By shanefjordan on
We are running RHEL 4, PHP 4, MySQL4, Apache2 and everything seemed great in testing. However, now we have run into an issue that if a user clicks the refresh button multiple times, that it crashes the site. If the site is being used as normal, then there is no issue. It seems as though it does not release the apache processes. I imagine there is a configuration setting for this, but any ideas on what setting and what it should be set to?
Thanks,
Shane
Comments
We just installed and tried
We just installed and tried this with RHEL 5, PHP5, MySQL5, and Apache2 with the same results.
Explore the following options in Apache
In your apache configuration is KeepAlive set to On?
Try to understand the following options in Apache and see if changing them helps...
StartServers
MinSpareServers
MaxSpareServers
MaxClients
MaxRequestsPerChild
MaxKeepAliveRequests
We have the following
We have the following settings --
Apache:
MySQL:
What setting am I missing? I know there are thousands of sites running Drupal and they don't die when someone holds the refresh.
Thanks,
Shane
KeepAliveTimeOut to 15 seconds
Try changing the timeout to 15. Does this help?

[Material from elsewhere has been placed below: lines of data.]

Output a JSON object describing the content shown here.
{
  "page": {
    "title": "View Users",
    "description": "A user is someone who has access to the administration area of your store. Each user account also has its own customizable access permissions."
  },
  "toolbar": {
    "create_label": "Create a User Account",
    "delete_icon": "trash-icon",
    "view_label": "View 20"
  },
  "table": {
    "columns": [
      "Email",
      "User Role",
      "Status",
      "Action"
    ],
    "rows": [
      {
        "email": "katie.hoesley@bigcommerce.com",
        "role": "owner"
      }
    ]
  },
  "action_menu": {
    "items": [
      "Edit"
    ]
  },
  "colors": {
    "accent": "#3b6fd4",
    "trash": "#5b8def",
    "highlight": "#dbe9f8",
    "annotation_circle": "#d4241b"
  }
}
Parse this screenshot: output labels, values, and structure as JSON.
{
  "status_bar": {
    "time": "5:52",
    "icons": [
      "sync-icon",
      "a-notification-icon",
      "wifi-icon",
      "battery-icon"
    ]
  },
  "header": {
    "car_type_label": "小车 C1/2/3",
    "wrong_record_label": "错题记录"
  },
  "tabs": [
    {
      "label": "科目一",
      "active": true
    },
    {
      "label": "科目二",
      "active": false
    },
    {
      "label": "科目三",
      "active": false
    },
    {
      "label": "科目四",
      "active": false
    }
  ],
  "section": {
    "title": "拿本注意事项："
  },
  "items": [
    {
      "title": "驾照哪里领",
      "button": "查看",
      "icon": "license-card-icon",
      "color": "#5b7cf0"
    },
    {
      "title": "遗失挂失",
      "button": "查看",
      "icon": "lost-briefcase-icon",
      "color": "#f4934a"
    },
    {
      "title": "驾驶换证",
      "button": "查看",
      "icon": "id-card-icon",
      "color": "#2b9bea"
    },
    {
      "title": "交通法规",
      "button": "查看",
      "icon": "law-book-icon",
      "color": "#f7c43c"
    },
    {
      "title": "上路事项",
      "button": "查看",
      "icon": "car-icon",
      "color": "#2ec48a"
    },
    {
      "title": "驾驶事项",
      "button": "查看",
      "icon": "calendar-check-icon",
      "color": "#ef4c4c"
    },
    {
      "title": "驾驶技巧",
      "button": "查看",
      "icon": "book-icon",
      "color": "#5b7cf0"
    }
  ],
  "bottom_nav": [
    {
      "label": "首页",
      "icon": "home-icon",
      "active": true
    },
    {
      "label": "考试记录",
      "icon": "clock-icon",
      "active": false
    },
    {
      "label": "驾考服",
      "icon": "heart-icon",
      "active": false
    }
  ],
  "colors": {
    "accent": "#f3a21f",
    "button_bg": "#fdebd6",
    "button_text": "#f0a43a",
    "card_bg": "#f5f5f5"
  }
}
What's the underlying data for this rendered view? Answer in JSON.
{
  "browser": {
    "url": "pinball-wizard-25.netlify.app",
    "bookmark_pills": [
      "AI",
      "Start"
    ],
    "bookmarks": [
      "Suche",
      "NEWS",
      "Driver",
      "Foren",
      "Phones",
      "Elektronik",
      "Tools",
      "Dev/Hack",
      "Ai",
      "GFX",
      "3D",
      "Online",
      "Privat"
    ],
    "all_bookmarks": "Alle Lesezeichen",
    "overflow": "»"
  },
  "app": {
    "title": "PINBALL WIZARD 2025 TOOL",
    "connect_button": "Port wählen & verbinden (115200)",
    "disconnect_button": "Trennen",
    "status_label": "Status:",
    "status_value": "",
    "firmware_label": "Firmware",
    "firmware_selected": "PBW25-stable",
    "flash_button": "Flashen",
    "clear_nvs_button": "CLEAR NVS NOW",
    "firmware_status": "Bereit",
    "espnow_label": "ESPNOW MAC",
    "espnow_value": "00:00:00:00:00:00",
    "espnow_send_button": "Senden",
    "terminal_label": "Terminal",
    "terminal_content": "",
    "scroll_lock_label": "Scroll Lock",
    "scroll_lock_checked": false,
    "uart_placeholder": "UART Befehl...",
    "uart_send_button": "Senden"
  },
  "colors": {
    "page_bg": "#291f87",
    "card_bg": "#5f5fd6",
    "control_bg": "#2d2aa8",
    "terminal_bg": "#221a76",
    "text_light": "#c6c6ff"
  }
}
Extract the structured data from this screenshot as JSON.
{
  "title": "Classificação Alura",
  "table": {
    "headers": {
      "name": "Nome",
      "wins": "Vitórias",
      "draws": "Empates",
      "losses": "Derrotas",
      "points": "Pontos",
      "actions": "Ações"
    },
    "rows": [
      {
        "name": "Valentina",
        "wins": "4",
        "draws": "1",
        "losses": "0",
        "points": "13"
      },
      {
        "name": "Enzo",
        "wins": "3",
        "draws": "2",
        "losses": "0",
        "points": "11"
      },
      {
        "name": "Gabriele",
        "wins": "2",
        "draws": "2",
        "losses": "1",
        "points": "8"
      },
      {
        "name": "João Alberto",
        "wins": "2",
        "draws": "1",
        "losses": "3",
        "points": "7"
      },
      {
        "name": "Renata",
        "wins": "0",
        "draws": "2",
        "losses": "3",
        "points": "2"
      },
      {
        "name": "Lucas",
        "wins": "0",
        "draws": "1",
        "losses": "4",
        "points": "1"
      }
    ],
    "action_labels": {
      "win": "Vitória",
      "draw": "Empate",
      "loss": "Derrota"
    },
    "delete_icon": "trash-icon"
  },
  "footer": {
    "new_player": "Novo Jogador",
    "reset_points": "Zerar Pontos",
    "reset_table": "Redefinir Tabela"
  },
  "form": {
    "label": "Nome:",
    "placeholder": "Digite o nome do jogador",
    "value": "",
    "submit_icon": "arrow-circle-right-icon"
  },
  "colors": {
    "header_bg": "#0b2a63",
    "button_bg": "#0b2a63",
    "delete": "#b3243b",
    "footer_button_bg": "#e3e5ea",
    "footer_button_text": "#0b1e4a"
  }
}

We have narrowed this down
We have narrowed this down to MySQL processes sleeping. We took the same queries that are being ran from drupal and put them in a php script executing each one. We can hold the refresh on our script and it does not touch the server. Something in the Drupal code is affecting this, but we don't know what.
Thanks,
Shane
The only real solution we
The only real solution we could come to was to turn on page caching in the Drupal performance settings. We set our cache interval to 5 minutes, which we may play with as time goes on.